Nineteen-year-old Flannery had been bothered by soreness and swelling of her left ankle for three weeks. She did not recall any injury. Ibuprofen seemed to “help a little.” She denied any other symptoms. There was no hint of a limp. Mild swelling was present over the left medial malleolus, but there was no tenderness, warmth, or erythema of the ankle. An x-ray of her ankle was normal. A rheumatoid factor was negative, but an antinuclear antibody test (ANA) was positive at a titer of 1:1,280 with a 4+ speckled pattern. The anti–double-stranded DNA test was negative, but these levels can be negative early in the presentation of systemic lupus erythematosus or during treatment. Flannery's white blood cell count was only 3,400 per mm3, but other laboratory tests, including a serum creatinine, were normal. In light of her mild symptoms, conservative therapy seemed appropriate. After just two weeks of celecoxib (Celebrex), Flannery was happy to report that her ankle felt fine. She understands the need to monitor the disease and to recognize all of its diverse signs and symptoms. “I'm gonna be okay,” she confidently announced for the benefit of herself and her doctor. As Flannery raced out of my office, I must admit she had me convinced.
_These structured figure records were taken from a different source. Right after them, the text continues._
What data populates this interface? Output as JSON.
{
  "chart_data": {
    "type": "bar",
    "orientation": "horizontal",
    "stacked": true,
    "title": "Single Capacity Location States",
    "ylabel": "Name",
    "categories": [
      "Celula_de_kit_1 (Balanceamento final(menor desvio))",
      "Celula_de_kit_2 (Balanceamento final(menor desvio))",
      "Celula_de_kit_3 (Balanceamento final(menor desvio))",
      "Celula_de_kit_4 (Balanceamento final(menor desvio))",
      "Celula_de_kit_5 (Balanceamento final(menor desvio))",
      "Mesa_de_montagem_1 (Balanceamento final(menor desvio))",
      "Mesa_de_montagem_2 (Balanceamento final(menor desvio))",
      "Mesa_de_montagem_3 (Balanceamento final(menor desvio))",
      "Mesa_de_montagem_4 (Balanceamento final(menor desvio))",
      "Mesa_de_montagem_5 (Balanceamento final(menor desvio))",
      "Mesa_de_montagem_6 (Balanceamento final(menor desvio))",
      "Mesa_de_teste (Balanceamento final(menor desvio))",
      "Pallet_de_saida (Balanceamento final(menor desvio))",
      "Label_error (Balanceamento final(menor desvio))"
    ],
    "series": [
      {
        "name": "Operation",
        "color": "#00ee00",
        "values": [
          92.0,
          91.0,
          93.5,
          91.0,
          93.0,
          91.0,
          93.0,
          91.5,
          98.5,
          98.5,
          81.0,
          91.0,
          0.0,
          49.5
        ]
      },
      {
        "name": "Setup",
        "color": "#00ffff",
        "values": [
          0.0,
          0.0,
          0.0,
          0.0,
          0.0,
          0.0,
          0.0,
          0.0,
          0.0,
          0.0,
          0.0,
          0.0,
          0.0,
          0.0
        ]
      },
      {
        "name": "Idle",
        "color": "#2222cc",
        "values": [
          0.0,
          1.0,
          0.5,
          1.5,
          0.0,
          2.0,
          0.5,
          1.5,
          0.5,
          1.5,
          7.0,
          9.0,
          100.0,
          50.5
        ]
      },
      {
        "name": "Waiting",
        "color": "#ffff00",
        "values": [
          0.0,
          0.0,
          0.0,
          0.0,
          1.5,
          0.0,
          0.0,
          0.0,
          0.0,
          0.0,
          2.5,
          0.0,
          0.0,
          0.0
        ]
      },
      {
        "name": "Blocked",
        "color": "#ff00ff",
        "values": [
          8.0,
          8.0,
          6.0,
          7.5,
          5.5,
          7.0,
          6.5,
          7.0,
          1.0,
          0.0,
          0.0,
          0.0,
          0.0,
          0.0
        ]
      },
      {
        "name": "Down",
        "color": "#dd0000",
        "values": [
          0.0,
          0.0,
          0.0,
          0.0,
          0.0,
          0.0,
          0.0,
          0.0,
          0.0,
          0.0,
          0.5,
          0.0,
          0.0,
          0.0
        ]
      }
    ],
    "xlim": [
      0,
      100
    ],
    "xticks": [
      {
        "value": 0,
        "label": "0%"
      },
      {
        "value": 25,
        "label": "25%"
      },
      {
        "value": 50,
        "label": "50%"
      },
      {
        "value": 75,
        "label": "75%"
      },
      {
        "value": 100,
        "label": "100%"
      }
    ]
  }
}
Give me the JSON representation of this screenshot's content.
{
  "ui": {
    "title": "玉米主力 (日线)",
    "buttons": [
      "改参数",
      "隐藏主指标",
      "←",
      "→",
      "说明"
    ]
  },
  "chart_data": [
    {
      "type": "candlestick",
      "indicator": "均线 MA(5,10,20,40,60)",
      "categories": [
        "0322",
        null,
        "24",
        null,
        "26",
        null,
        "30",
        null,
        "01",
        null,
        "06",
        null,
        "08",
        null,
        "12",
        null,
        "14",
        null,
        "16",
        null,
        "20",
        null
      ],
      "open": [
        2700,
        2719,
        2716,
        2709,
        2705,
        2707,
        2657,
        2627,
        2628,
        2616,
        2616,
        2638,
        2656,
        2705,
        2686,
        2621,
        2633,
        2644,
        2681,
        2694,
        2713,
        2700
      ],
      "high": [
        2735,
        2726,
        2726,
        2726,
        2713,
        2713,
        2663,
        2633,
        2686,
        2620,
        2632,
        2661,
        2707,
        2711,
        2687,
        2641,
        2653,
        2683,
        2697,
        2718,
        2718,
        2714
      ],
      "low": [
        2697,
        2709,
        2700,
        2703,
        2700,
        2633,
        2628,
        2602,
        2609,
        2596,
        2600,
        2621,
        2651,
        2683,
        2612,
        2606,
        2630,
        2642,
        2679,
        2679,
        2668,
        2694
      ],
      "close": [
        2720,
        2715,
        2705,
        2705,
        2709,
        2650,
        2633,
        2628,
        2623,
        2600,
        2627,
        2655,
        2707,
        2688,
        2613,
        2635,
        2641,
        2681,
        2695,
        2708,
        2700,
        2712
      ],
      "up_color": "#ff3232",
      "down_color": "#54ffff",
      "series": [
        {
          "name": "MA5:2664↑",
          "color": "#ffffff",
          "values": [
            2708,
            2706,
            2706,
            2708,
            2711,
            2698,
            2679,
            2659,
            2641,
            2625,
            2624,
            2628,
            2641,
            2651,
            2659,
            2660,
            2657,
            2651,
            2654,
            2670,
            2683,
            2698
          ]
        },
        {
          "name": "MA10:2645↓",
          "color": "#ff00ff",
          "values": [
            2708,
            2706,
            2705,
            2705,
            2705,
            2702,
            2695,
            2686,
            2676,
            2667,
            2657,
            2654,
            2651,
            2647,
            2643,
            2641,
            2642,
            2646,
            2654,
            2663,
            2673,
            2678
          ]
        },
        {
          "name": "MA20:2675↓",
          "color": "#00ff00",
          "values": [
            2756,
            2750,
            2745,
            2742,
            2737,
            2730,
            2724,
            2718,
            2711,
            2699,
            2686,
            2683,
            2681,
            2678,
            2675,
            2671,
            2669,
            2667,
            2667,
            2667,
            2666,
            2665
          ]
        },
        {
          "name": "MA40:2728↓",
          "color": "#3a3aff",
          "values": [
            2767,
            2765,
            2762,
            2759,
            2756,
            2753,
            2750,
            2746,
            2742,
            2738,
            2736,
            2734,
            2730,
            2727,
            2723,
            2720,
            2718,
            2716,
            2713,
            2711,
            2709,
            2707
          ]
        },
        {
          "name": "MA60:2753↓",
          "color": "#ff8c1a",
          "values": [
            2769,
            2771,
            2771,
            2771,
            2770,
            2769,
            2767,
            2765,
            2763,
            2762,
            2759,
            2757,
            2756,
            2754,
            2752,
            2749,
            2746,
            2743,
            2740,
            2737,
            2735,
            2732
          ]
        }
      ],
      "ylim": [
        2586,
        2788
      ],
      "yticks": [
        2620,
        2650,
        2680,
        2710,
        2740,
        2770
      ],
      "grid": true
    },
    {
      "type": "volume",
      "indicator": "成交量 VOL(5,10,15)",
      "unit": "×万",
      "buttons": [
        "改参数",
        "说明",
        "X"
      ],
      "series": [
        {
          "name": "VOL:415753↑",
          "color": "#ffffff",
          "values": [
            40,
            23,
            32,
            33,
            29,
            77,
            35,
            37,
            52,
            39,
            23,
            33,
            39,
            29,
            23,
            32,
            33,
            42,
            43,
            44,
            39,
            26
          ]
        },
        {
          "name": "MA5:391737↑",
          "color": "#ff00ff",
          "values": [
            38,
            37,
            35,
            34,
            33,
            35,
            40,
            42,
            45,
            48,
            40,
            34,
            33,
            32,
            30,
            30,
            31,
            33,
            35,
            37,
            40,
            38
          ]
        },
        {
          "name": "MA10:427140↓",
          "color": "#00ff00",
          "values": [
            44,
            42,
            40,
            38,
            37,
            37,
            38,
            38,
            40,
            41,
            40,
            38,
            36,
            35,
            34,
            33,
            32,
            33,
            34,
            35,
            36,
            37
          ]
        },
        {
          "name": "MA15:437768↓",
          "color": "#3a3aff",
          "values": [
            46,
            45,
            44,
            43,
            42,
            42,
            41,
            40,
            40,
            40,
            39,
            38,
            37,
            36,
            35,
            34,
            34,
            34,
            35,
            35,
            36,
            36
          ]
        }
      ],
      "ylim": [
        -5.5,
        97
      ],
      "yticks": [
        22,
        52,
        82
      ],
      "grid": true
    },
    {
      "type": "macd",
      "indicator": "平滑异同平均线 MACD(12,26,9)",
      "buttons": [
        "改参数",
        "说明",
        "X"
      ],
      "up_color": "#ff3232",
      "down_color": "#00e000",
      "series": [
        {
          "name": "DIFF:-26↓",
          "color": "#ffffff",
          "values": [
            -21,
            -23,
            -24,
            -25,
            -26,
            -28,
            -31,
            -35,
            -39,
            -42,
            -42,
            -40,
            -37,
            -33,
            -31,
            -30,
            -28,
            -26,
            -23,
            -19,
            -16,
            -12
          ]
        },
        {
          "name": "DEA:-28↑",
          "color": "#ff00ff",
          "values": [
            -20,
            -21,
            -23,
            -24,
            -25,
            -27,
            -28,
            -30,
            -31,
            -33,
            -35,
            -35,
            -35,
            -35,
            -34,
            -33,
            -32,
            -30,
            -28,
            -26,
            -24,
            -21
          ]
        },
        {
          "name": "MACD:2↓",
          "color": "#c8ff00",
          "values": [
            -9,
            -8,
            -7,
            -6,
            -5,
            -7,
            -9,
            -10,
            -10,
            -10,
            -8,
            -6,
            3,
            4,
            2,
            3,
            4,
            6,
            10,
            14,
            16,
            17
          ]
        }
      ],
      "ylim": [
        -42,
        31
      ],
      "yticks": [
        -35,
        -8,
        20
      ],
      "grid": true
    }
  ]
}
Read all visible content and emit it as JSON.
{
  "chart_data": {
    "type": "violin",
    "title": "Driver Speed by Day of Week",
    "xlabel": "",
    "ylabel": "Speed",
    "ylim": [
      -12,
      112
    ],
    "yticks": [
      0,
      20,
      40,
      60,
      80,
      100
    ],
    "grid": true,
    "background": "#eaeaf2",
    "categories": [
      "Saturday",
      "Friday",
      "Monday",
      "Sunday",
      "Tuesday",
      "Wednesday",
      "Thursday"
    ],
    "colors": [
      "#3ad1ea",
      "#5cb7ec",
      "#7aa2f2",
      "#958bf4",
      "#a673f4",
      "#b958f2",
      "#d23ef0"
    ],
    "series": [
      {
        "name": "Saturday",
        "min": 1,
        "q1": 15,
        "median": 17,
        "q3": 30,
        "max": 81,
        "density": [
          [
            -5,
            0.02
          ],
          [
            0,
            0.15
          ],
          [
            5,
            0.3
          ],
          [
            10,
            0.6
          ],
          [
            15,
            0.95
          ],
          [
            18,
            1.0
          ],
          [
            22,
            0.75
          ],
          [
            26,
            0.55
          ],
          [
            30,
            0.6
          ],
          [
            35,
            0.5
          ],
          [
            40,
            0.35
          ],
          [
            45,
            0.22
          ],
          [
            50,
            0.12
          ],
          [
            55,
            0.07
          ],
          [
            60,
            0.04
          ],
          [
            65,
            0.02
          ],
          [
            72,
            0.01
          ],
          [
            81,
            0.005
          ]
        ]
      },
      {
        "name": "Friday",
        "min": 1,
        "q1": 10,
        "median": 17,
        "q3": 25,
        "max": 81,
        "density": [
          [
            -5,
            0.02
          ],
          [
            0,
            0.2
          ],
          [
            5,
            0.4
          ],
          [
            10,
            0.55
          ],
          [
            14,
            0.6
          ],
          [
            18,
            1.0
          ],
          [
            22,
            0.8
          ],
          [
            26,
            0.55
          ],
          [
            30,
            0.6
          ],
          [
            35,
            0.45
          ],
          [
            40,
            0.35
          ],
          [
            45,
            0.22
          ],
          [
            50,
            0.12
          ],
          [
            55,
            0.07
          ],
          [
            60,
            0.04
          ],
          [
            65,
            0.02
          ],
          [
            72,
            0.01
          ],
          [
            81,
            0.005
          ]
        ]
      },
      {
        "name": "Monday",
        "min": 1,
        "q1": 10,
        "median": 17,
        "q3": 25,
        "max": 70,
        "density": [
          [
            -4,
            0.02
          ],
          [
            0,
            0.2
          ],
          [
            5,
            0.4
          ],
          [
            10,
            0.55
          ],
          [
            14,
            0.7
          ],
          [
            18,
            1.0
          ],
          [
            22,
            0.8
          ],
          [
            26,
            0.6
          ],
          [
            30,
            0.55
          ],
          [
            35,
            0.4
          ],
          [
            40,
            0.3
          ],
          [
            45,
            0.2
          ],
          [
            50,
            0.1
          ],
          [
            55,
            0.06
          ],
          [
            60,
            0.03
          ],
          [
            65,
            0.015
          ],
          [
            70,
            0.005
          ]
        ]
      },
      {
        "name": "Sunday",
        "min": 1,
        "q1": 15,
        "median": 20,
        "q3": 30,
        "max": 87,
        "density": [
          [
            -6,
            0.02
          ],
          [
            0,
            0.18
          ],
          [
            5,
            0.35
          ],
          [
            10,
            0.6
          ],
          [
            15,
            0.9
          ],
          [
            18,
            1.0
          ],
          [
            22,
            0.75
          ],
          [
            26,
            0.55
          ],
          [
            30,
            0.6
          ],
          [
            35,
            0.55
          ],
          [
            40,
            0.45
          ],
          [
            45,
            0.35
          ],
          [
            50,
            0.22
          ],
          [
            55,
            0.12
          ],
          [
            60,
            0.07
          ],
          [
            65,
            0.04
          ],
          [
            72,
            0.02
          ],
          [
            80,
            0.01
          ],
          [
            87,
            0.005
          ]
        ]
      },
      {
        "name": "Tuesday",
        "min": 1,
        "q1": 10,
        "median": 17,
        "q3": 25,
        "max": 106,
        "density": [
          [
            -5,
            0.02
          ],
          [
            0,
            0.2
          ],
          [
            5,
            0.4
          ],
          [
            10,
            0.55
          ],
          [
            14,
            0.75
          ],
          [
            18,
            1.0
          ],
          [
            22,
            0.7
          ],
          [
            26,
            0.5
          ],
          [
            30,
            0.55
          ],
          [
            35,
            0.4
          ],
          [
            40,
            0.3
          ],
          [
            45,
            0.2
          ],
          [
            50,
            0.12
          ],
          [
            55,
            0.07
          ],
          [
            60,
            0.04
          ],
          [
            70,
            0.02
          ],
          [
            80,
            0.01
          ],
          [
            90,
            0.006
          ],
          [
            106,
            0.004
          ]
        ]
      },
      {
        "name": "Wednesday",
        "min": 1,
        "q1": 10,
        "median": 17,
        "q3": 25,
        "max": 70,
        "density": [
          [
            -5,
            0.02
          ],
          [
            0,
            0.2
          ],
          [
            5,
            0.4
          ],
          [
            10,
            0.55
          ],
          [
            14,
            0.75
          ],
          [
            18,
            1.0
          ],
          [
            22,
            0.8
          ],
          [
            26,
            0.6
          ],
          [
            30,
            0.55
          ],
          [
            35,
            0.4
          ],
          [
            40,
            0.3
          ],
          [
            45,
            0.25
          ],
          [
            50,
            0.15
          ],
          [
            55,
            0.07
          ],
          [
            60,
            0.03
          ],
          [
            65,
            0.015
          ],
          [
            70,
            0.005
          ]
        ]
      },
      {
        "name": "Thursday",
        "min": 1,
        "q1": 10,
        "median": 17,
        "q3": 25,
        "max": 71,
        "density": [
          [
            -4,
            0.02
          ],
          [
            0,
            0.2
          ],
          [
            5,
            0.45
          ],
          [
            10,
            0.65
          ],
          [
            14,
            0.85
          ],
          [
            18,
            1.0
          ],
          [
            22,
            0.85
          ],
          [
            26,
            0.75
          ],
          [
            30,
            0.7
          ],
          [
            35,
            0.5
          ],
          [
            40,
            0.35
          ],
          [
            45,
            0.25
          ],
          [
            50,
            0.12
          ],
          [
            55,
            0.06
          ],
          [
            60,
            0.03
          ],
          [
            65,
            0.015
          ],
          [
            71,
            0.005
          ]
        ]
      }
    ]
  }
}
When she was 16 years old, Gail had a terrible accident. While performing a cheerleading routine that she had done at least 100 times before, Gail fell and hurt her neck. She underwent surgery to stabilize a cervical fracture, but her legs remained paralyzed because of a spinal cord injury at the level of C5-C6. Gail is now 43 years old. In the intervening years, she has required treatment for osteomyelitis, severe decubitus ulcers, and recurrent urinary tract infections. She has had lithotripsy and multiple surgical procedures. She has even survived a cardiac arrest. Gail is an indomitable fighter. Nothing can stop her. She gets around in a motorized wheelchair and a specially configured van. I have never met a more courageous person, yet she seems unimpressed by all of her accomplishments. Gail just goes about living life the only way she knows how—one moment at a time. She is now employed as a childcare worker, and who could possibly be a greater role model for children than her? Each person's life impacts everyone else's. Thank you, Gail, for inspiring all those people who know you. Give me a “G.” Give me an “A.” Give me an “I.” Give me an “L.” What does it spell? HERO!
In order to preserve patient confidentiality, the patients' names and identifying characteristics have been changed in each scenario.